Au Québec, une étude relayée par Québec Habitation en février 2026 indiquait qu’un locataire sur cinq aurait eu de la difficulté à payer son loyer dans la dernière année, soit plus de 700 000 personnes. À Montréal, la proportion grimperait à un locataire sur quatre.

Ce chiffre devrait nous arrêter.

Parce que derrière chaque statistique, il y a une personne qui calcule.
Une personne qui coupe dans l’épicerie.
Une personne qui retarde une réparation.
Une personne qui évite de sortir.
Une personne qui se demande si elle pourra encore habiter son quartier l’an prochain.

La crise du logement n’oppose pas simplement propriétaires et locataires.

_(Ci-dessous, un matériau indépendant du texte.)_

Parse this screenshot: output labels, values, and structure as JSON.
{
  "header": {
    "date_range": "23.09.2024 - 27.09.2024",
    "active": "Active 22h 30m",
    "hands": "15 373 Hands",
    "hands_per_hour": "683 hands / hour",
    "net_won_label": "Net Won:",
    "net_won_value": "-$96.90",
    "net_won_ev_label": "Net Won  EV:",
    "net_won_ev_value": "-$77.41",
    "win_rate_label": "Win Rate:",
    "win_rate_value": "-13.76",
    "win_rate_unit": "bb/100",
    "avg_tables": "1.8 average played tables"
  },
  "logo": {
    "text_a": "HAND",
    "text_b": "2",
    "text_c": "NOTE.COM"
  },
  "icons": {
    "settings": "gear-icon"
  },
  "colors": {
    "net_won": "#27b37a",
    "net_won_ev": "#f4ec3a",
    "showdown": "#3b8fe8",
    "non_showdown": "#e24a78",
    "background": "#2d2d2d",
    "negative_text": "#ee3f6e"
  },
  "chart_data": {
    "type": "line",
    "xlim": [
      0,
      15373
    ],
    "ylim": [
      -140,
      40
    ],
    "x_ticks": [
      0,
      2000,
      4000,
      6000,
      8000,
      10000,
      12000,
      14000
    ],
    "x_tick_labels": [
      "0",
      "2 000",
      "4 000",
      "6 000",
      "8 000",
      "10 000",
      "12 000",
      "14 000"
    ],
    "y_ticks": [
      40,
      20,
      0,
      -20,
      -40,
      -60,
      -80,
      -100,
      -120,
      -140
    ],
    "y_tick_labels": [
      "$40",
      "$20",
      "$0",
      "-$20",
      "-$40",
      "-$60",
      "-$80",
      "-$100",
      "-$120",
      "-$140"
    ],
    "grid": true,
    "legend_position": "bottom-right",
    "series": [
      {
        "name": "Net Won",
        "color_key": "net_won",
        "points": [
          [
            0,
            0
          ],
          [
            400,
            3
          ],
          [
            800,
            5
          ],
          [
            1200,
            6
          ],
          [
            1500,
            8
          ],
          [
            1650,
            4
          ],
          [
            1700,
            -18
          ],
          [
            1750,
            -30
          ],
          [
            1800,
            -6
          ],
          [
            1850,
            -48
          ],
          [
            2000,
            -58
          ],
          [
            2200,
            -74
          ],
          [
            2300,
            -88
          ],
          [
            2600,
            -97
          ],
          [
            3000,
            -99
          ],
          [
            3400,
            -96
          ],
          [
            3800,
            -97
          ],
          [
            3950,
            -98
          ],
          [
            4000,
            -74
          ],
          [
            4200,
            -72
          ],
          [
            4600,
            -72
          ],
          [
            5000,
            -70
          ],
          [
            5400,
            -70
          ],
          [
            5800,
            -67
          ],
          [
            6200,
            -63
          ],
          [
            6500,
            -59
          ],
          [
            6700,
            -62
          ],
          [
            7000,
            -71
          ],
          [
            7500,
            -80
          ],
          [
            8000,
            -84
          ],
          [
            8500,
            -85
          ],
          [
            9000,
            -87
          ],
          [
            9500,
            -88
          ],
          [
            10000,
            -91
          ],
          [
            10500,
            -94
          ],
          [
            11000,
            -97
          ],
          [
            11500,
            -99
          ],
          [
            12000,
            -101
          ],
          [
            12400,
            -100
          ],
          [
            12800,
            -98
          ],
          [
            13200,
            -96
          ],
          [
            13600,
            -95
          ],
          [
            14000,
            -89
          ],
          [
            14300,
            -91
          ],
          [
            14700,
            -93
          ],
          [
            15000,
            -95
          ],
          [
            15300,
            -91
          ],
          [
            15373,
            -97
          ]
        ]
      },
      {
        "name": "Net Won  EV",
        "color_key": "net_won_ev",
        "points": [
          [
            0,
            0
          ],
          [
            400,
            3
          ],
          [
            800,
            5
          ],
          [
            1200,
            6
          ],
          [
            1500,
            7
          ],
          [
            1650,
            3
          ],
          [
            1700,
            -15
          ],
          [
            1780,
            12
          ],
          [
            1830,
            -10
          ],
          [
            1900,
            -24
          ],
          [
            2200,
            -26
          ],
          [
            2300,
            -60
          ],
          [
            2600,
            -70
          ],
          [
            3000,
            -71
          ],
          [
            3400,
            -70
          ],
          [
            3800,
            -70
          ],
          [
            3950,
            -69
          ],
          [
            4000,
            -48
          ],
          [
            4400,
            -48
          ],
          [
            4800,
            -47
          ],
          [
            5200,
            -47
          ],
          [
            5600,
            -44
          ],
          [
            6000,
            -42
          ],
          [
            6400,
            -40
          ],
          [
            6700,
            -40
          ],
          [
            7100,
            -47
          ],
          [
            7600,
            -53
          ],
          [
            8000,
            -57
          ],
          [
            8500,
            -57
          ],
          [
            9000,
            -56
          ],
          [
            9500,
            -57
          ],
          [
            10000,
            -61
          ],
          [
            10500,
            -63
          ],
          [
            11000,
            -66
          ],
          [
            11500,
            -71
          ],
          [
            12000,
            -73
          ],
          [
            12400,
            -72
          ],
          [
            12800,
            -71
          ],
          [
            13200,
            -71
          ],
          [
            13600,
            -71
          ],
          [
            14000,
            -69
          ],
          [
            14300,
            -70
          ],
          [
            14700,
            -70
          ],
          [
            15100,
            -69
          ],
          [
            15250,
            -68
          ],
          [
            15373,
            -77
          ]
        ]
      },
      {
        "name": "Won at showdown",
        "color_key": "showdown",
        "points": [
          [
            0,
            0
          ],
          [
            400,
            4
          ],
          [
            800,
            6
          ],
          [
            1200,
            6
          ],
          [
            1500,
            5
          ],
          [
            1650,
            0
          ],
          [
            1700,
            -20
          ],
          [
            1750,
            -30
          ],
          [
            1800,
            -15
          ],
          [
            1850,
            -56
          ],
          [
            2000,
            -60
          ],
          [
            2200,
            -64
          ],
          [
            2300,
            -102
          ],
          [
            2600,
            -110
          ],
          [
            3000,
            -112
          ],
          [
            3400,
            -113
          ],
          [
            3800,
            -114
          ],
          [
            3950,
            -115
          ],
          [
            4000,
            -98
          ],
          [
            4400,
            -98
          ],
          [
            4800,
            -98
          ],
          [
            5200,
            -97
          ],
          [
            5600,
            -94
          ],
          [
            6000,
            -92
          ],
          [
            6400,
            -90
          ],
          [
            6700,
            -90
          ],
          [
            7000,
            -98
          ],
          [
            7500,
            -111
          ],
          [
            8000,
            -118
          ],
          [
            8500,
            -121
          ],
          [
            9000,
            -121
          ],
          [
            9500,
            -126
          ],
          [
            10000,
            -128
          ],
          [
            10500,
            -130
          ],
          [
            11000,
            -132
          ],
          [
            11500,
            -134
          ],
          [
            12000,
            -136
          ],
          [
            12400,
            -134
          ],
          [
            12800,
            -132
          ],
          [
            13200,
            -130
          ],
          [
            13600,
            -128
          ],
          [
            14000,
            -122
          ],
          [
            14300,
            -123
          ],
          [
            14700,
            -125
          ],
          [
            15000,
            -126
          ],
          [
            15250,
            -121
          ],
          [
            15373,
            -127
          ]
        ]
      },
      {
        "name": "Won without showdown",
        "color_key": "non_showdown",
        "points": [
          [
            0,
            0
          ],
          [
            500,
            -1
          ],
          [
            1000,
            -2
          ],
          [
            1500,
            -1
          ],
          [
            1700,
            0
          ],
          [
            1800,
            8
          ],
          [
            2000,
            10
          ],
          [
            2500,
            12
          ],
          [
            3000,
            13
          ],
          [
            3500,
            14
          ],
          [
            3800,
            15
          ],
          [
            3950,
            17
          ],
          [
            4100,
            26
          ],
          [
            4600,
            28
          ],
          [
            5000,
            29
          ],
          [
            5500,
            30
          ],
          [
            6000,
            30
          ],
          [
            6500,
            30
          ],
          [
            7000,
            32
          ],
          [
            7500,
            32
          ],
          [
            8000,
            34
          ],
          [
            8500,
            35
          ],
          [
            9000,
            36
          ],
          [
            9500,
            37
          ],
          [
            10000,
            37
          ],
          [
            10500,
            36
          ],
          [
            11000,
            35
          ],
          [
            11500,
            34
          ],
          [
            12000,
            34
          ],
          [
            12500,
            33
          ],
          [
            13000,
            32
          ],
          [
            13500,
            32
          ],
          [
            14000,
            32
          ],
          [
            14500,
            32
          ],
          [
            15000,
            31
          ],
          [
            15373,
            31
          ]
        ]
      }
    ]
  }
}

Elle oppose surtout deux visions du logement.

La première dit :
“Combien puis-je en tirer?”

La deuxième répond :
“Comment puis-je encore m’en sortir?”

Et quand une société laisse trop longtemps cette opposition s’élargir, elle finit par créer deux villes dans la même ville.

Une ville de balcons vitrés, de rendements rapides, de pancartes “investissez maintenant”.
Et une autre ville de files d’attente, de déménagements forcés, de chambres trop petites, de familles déplacées et de gens qui rêvent seulement d’un toit stable.

Le FRAPRU, dans son bilan du 1er juillet 2025, parlait déjà d’une crise d’inabordabilité qui s’étend à travers le Québec. L’organisme demandait aussi un investissement massif et récurrent dans le logement social, notamment 10 000 logements sociaux par année pour répondre à l’ampleur des besoins.

On peut débattre des solutions.
On peut parler de construction, de zonage, de fiscalité, de spéculation, de rénovictions, de logements sociaux, de coopératives, de densification intelligente, de transport collectif, de terrains publics.

Mais on ne devrait plus débattre d’une chose :
se loger dignement ne devrait pas être un luxe.

En 2026, la grande question n’est plus seulement :
“Combien vaut un logement?”

La vraie question est :
“Quelle valeur accordons-nous aux gens qui ont besoin d’y vivre?”

Parce qu’une société peut enrichir quelques investisseurs tout en appauvrissant son tissu humain.

Et quand le logement devient seulement un produit financier, il cesse peu à peu d’être un lieu de vie.

C’est peut-être ça, le paradoxe de notre époque :
certains cherchent le rendement le plus rapide possible, pendant que d’autres cherchent simplement à ne pas tomber plus bas.

D’un côté : enrichissement.
De l’autre : survie.

Et entre les deux, il y a une société qui doit choisir ce qu’elle veut protéger en premier :
le profit du bâtiment, ou la dignité des personnes qui l’habitent.